Unfortunately, this type of intellectual bankruptcy isn’t limited to social justice warriors on Twitter and Facebook. No, it even extends into the halls of Congress. Noah Diekemper gives us the details:
Last Thursday the Washington Post published an impassioned appeal from Sen. Tammy Duckworth (D-IL) imploring Americans to ban guns. You might think that hearing a senator from Illinois sing the praises of gun control laws to the rest of the country would border on high satire if only it weren’t so tragic a subject.
You’d probably be right, but you wouldn’t know from Duckworth’s editorial: she spends 700 words roping her audience into the agonizing realities of the problem and suggesting her detractors have been bought off. She expends zero effort to show how gun control laws are practical, effective, narrowly tailored, or apt—or that they work at all. She does not even allude to her home’s bleak but deserved reputation for gun violence even though a state-level analysis ranks Illinois as having one of the most draconian gun-control regimes in the nation.
Instead, Duckworth maligns those who disagree with her: “What I don’t understand is how some politicians can consider the National Rifle Association’s dollars more important than our kids’ lives.” This kind of accusation makes political persuasion and rational discourse impossible: bypassing every single argument, fact, narrative, and alternative course of action offered by your opponent, you make it clear that the well is poisoned.
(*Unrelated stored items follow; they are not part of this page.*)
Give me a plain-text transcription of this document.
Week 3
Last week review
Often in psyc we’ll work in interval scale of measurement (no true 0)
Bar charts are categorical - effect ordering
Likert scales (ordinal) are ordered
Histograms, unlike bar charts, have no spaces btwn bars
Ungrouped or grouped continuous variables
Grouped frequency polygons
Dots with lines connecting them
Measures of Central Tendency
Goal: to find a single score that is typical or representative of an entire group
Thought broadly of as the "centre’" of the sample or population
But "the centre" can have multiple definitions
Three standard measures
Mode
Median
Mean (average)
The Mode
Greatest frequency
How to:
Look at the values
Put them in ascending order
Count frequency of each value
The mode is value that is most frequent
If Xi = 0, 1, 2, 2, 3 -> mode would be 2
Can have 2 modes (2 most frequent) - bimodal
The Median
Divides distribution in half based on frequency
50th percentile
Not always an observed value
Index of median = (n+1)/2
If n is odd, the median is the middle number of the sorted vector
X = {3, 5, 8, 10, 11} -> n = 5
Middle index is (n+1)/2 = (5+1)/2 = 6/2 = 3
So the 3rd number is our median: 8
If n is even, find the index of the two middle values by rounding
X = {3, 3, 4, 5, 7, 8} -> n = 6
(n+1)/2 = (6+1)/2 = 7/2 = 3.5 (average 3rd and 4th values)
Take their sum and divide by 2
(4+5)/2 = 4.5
Their motive is self-interest that weighs their campaign dollars against children’s lives and finds the latter wanting.
Communicating that she considers serious arguments not worth addressing and her opponents wicked people, Duckworth makes it clear that trying to persuade her would be time wasted. A distinction recently articulated by stats maven Nate Silvercomes to mind: “Some people are good at making it not worth your while to argue with them—which can be a useful skill. But I wonder how many of them operate under the delusion that they’re skilled at *persuasion*, which is a totally different and indeed somewhat opposite phenomenon.”
What does it say about our country when even Senators can’t have have a calm rational discussion about an issue addressing the nuances of the situation but resort to avoiding real debate and hurling insults instead?
Maybe the first step in dealing with anti-gunners is to get them out of their emotions and into thinking and reasoning. That could be an effective first step in waking people up from their knee-jerk conditioned responses to guns.